Vail Daily letter: That wine’s gone sour
December 12, 2012
This newspaper does a really good job of delivering a balanced and informative local voice for news, sports and opinion. It provides a means to stay connected with the community. A significant part of this, as with any credible source, is through the sharing of ideas and perspectives in the op-ed pages.
One can usually learn something from a contributed piece even when disagreeing with the views of the author. Such was the case for me when I read Bob Branden’s recent submission in Valley Voices.
For those unfamiliar, Mr. Branden likes to convey his ideologies through the use of his clever teacher-student scenario. His latest column postulates that the United States is destined to implode like the ancient kingdoms and that if you voted for President Obama, you are a lazy sheep with no substance. How nice.
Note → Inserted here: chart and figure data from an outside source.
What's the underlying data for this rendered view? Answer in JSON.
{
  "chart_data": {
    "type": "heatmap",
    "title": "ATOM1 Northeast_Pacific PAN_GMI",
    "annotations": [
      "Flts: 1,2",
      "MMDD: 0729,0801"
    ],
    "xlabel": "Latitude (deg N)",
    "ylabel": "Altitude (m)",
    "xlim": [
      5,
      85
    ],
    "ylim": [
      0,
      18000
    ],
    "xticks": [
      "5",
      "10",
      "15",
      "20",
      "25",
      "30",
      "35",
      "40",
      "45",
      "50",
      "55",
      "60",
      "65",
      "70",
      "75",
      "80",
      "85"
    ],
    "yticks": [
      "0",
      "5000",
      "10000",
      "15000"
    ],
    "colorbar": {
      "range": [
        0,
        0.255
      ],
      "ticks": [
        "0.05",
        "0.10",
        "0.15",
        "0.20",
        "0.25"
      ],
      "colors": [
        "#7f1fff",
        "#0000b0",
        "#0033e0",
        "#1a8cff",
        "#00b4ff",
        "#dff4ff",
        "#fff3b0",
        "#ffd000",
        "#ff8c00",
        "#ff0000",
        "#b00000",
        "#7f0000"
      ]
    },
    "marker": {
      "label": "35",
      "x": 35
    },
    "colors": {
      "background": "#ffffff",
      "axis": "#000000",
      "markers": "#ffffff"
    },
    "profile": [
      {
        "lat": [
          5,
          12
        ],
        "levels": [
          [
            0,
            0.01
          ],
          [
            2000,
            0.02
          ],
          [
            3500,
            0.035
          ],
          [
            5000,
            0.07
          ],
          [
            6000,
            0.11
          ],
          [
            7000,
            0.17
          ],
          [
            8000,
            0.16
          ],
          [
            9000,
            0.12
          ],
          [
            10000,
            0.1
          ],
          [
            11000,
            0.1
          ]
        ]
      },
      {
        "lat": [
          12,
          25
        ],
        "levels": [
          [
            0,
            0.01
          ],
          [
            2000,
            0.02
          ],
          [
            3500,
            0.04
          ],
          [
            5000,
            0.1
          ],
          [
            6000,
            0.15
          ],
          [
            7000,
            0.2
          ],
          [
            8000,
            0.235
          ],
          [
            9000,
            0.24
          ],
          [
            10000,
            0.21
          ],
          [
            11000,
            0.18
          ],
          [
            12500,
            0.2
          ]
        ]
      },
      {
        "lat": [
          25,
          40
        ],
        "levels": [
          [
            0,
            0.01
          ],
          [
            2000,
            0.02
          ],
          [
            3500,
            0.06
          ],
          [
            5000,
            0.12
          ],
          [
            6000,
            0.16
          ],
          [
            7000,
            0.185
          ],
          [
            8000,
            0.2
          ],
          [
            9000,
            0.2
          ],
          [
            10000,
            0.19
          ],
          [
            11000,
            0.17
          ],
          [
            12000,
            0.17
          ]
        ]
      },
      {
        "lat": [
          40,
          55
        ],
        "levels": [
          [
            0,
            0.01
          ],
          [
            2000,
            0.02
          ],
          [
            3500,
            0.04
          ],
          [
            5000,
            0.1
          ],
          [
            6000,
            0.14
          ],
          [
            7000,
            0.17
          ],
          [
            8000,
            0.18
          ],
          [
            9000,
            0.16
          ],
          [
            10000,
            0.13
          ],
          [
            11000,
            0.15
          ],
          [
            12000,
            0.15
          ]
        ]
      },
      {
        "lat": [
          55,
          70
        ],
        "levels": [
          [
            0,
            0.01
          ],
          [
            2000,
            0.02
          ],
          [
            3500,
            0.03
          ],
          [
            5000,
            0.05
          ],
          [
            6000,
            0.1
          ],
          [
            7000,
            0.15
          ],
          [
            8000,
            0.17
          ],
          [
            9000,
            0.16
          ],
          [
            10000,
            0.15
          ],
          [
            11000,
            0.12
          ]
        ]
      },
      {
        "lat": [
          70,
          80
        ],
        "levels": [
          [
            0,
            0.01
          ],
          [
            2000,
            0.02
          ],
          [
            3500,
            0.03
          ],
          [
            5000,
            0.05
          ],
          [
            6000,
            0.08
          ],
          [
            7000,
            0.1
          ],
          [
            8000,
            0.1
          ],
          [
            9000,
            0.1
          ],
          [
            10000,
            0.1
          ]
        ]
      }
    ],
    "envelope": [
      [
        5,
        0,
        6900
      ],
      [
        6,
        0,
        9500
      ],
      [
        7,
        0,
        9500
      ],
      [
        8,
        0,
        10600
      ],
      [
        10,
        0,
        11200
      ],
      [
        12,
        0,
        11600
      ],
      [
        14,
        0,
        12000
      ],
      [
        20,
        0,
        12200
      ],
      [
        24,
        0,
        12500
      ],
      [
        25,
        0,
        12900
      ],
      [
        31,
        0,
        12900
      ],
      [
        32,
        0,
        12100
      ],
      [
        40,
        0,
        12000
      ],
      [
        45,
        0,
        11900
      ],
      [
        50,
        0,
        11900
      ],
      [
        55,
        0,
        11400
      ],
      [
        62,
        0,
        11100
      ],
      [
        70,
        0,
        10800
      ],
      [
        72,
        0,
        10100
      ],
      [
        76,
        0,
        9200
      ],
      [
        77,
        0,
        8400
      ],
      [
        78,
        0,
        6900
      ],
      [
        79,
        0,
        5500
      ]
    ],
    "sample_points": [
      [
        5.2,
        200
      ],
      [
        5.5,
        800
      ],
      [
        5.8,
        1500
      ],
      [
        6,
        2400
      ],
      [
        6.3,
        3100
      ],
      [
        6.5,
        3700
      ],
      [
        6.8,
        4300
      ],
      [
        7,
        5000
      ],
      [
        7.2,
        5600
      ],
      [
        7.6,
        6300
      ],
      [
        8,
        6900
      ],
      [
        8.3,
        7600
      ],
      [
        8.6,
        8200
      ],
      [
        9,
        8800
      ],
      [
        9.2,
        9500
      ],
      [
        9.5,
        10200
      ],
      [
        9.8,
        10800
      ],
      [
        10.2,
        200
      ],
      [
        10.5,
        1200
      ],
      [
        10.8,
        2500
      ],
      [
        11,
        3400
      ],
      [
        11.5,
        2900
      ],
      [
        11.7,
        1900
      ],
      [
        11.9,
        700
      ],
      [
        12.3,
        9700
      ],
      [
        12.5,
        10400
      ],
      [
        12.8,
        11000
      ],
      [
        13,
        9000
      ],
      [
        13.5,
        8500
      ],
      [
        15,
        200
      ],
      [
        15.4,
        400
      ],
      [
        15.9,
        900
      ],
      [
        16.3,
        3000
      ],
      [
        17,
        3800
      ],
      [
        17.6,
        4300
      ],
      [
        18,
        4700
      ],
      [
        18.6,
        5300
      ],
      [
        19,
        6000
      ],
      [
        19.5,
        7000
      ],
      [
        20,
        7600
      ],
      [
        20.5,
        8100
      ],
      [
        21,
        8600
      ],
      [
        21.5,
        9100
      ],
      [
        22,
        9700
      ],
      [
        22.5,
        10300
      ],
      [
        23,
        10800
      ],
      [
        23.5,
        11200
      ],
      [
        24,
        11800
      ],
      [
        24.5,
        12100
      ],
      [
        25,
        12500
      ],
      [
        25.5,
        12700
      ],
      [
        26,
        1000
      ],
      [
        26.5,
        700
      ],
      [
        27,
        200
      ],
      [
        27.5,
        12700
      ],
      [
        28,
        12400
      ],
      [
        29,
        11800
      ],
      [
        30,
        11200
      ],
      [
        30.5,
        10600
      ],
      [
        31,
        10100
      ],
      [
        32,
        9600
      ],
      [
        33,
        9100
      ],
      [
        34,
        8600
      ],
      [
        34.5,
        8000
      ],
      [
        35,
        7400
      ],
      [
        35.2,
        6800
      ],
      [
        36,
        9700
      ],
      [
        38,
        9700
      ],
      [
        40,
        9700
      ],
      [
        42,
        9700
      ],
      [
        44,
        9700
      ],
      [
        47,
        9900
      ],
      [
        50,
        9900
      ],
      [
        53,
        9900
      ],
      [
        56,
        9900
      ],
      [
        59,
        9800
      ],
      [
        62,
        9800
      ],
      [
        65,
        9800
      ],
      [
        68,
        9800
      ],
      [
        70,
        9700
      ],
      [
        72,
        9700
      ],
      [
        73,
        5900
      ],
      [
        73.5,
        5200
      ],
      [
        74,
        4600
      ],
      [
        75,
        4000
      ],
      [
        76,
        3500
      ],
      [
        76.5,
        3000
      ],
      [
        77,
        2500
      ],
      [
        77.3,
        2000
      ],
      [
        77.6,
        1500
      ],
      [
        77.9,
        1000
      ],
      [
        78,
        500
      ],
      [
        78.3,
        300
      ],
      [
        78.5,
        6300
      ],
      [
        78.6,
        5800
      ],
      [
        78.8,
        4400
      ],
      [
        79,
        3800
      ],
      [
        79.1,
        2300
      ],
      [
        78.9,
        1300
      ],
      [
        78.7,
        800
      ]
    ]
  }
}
This tired song of sour grapes from Mr. Branden and many others is becoming very old. Drop it from the vine already.
My wife and I are diligent, tax-paying, small business-owning (me), professional (my wife) people who work our tushkins off to thrive in, and hopefully contribute to, this great community that we call home.
Do we sound like sheep to you, Mr. Branden? Your condescending rhetoric contributes nothing of merit to further the conversation.
Rather, it offends and distances. Your group never seems to offer any ideas or insights that speak to the issues that you whine incessantly about.
Your candidate lost. Get over it. Move on. Help grow the solutions. And if you please, stop insulting the 65 million American citizens who felt compelled to vote for the more competent and able leader, with equal mention to the more empathetic and dignified human being.
If you are wondering what I may have learned from Mr. Branden’s column, there was one thing. I had occasion to look up the word “sibilant,” as I was ignorant of its meaning.
So, Bob, thanks for that. I’ll close with an old cheer with a sibilant twist … “We have sssubstance, yes we do! We have sssubstance, how ’bout you?”